Я размазывала слезы по щекам.
— Не знаю. Поживу где-нибудь в городе, пока не решится участь Стюарта. Я хочу уехать из Грейстоунза как можно скорее. Ты меня подвезешь?
Джулиан поставил статуэтку на туалетный столик рядом с медальоном.
— Стюарт в конце концов вернется. И снова будет ходить на лыжах. Оставайся здесь и дождись его.
Я подняла голову и посмотрела на Джулиана, а он между тем продолжал обыденным тоном:
— Кроме того, у тебя здесь работа: ты должна позаниматься с Адрией, пока она не ходит в школу, по крайней мере, до следующего семестра.
— Я не хочу здесь оставаться, — ответила я и решительно встала на ноги. — В Грейстоунзе слишком много…
— Тяжких воспоминаний о прошлом? Но лучший способ забыть о нем — заменить его счастливым настоящим.
Я покачала головой.
— Глядя на меня, ты все время будешь вспоминать о Стюарте. И как я могу оказать благотворное воздействие на Адрию, если так плохо воспитала Стюарта?
— Ты приобрела опыт и извлекла из него уроки. Перестань упрекать себя. Я не знаю никого другого, кому доверил бы Адрию — навсегда.
Он выглядел очень рассерженным, словно устал что-то доказывать заядлой спорщице, и я невольно улыбнулась. Он обнял меня за плечи, притянул к себе и поцеловал в губы.
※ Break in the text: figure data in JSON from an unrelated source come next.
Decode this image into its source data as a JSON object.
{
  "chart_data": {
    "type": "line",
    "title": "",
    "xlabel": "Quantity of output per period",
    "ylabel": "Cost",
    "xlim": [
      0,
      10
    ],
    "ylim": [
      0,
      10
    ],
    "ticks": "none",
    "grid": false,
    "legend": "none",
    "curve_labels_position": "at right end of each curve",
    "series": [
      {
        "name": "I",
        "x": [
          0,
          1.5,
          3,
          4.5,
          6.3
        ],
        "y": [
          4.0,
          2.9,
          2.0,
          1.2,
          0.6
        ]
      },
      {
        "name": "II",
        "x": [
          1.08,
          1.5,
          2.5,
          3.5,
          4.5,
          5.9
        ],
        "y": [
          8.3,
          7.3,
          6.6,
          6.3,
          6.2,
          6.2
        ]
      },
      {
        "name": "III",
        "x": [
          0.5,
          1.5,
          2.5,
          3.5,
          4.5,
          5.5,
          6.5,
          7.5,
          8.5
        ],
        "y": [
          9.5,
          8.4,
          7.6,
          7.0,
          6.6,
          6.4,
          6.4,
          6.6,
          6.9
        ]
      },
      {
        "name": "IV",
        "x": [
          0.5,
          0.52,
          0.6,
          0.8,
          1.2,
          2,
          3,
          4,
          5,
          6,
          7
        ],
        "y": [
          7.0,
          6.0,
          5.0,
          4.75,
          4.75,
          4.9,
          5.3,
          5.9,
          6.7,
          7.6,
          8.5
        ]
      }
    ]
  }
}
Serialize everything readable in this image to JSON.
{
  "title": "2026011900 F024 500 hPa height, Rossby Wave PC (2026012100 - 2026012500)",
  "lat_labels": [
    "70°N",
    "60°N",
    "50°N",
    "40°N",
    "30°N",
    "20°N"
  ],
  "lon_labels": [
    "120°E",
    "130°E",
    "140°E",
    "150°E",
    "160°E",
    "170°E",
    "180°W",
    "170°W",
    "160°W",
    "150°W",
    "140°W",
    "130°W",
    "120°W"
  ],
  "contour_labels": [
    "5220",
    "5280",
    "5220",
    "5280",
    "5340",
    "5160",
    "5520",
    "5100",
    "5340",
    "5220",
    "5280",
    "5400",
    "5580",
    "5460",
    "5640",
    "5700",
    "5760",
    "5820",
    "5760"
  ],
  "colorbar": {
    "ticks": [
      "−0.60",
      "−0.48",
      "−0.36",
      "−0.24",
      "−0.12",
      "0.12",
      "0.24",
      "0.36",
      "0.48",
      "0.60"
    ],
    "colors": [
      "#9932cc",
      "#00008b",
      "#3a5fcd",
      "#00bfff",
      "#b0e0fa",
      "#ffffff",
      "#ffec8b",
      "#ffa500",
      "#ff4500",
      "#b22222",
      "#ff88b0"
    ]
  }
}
— Может быть, ты лучше поймешь меня теперь? Адрии нужна мать, а мне жена. Это практическая сторона дела, но есть и другая: я не хочу жить без тебя. Ты часто действуешь мне на нервы, но, может быть, все же соизволишь признаться, что любишь меня?
— Ты и так это знаешь.
Что-то стукнуло о стекло. Мы подошли к окну и выглянули во двор. Адрия кидалась снежками; увидев нас, она радостно засмеялась.
— Выходите поиграть со мной! — крикнула она. — Вы оба!
Мы оделись и присоединились к Адрии. Циннабар, появившийся словно ниоткуда, составил нам компанию. Старые призраки исчезли, и он снова был всего лишь большим рыжим котом.